Programda öğrencilerin kazanımlara ulaşabilirliğinin düşük düzeyde olmasındaki etkenlerden birinin de onların kendi başlarına çalışarak öğrenemedikleridir. Bir başka ifadeyle öğrenciler öğrenmeyi öğrenememişlerdir. Göçer’in (2014) de vurguladığı gibi, bu durum ortadan kaldırılırsa başarı düzeylerinde artışın olacağı düşünülmektedir. Bu şekilde, nasıl öğreteceğini bilen öğretmenle nasıl öğreneceğini bilen öğrencinin bulunduğu ortamda eğitimin kalitesi artacaktır.

Elde edilen sonuçları özetlemek gerekirse, kesirler ünitesinde kazanımların ulaşılabilirliği oldukça düşük düzeydedir ve program alt gruptan daha çok üst gruba hizmet etmektedir. Verilen eğitim öğrencilerin gelişmelerini sağlamaktadır, fakat tam öğrenmeyi sağlayacak öğrenme süreci oluşturulamamaktadır. Kazanımlar arasındaki örüntü ağı etkisiz kalmaktadır ve kazanımlar arasında çok düşük ilişkiye sahip (.13) ve çok yüksek ilişkiye sahip (.84) kazanım ikilileri bulunmaktadır.
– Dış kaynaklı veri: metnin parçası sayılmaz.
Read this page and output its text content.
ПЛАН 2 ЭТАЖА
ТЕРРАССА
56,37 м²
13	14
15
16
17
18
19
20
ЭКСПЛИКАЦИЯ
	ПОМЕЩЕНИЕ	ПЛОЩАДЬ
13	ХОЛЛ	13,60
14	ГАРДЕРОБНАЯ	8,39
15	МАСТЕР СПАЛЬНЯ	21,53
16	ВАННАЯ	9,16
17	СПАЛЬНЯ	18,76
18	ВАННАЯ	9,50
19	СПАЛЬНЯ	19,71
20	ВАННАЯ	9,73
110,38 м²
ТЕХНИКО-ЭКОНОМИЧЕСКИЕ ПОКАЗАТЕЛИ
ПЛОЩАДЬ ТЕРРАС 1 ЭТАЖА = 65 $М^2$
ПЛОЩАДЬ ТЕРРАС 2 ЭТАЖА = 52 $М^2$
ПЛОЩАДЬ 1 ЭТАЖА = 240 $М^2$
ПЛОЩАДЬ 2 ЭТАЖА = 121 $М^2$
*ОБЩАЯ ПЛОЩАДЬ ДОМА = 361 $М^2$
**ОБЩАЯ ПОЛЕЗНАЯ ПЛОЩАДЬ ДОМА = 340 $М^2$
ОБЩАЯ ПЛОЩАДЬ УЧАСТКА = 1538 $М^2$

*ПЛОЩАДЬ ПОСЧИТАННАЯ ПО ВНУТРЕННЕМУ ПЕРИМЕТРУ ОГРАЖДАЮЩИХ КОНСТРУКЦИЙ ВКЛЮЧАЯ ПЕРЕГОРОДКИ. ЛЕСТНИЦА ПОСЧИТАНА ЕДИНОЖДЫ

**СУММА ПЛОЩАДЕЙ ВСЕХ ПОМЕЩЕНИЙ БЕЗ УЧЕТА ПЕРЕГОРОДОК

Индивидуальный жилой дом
Öğrenciler kesir kavramına ilişkin birçok farklı kavram yanılgısına sahiplerdir. Programda içerik, öğretme-öğrenme süreci ve ölçme ve değerlendirmeye ilişkin kuramsal ve uygulamalı bilgiler bulunmamaktadır. Öğretme-

öğrenme süreci genel anlamda programın anlayışına hizmet etse de süreci olumsuz etkileyen faktörler bulunmaktadır.